According to Rosemary Boulton, who founded Kitimat LNG and later sold the company to Apache and its partners, “we’re experiencing a bigger gas bubble than we have seen in western Canada for more than 20 years, and this makes (LNG exports) a particularly viable proposition. We need to develop LNG to meet the needs of gas markets other than those in the U.S.” Countries like India and China will eventually begin developing their own shale gas resources, but at present “Japan and Korea are the world’s biggest importers of natural gas. They have no indigenous supply.”
She adds that “there are a number of ways you can write a price contract, and one of them is based on the price of WTI. Markets in Asia price natural gas relative to the price of oil, so that could be very attractive.”
Of course, market forces can change quickly. Only a few years ago – before the shale gas revolution – there were endless proposals for liquefied natural gas (LNG) receiving terminals across North America. Only one of those projects, the Canaport terminal in Saint John, NB, is operating today. Since going into operation in 2009, the project has been able to receive and regasify up to 1.2 billion cubic feet of gas per day, although it hasn’t yet worked at capacity. When it was designed and constructed, Canaport expected to help solve a forecast supply shortage – a testament to the speed with which resource economics can change.
Less and More: There is shale gas potential around the continent. Does the existence of shale and tight gas reservoirs that haven’t even been tested yet portend a market glut beyond the foreseeable future? AJM Deloitte’s Russum straddles the fence on this one.

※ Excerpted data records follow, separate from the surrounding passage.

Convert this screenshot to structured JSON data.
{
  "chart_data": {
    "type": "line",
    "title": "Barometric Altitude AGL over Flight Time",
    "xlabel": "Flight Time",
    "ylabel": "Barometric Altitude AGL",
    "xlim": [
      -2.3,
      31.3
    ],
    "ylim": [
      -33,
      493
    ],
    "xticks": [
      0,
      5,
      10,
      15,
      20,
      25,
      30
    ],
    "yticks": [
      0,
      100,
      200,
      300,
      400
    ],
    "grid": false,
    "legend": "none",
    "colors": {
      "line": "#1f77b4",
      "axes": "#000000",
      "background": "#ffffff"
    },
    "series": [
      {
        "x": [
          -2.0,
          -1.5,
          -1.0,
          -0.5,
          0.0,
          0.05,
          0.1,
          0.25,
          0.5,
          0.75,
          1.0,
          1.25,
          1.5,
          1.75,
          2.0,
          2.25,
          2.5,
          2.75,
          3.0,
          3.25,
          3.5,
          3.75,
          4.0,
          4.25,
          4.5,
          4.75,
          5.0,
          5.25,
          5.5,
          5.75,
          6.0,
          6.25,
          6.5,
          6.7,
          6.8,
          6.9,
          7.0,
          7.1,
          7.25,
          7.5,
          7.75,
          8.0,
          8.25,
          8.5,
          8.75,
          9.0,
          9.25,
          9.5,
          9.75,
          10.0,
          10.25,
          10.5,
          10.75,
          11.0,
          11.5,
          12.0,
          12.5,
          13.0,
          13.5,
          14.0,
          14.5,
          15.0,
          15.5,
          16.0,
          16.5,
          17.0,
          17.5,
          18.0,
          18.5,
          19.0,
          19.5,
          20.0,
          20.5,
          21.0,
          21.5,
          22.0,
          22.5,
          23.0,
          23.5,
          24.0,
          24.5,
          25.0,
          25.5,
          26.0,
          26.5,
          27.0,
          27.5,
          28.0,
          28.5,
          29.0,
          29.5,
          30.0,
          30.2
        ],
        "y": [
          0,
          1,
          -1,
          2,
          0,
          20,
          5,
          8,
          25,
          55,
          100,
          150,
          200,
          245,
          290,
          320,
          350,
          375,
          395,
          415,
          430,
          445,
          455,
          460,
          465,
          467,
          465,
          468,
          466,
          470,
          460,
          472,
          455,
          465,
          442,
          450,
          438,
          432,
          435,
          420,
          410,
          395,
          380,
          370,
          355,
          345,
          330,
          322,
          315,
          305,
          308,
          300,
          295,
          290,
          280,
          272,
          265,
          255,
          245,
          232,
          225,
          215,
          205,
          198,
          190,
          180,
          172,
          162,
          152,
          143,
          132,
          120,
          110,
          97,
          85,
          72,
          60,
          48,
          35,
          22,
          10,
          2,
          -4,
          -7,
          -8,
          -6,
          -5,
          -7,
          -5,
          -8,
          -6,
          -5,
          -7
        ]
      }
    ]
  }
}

Development of shale gas in Eastern Canada isn’t likely to develop too soon, he says. “There are environmental considerations and regulatory questions. A lot of these issues have to be resolved before those supplies can come onstream.” The future for unconventional gas, he says, remains in Western Canada, which “already has infrastructure and the necessary regulatory systems (plus horizontal drilling and fracking technology and expertise). We have tremendous advantages compared to other places in North America and, really, many other places in the world.”
Bill Gwozd offers a thought that is counter-intuitive and yet, in the end, cautiously optimistic. “Activity associated with natural gas is dropping. There will be fewer rigs, fewer wells, fewer hotshot drivers, fewer safety people, fewer hotel rooms…just less. However, production volumes will not decline. (Using the new technologies that are available) you can maintain production with only 2,000 to 3,000 new wells per year” – a far cry from the 6,000 conventional wells being drilled less than a decade ago.
Therein, perhaps, lies the good news. It’s anyone’s guess what the future might bring, of course. Notionally, however, a combination of more gas consumption in North America, growing overseas sales and less activity in the gas fields should bring the gas universe into balance.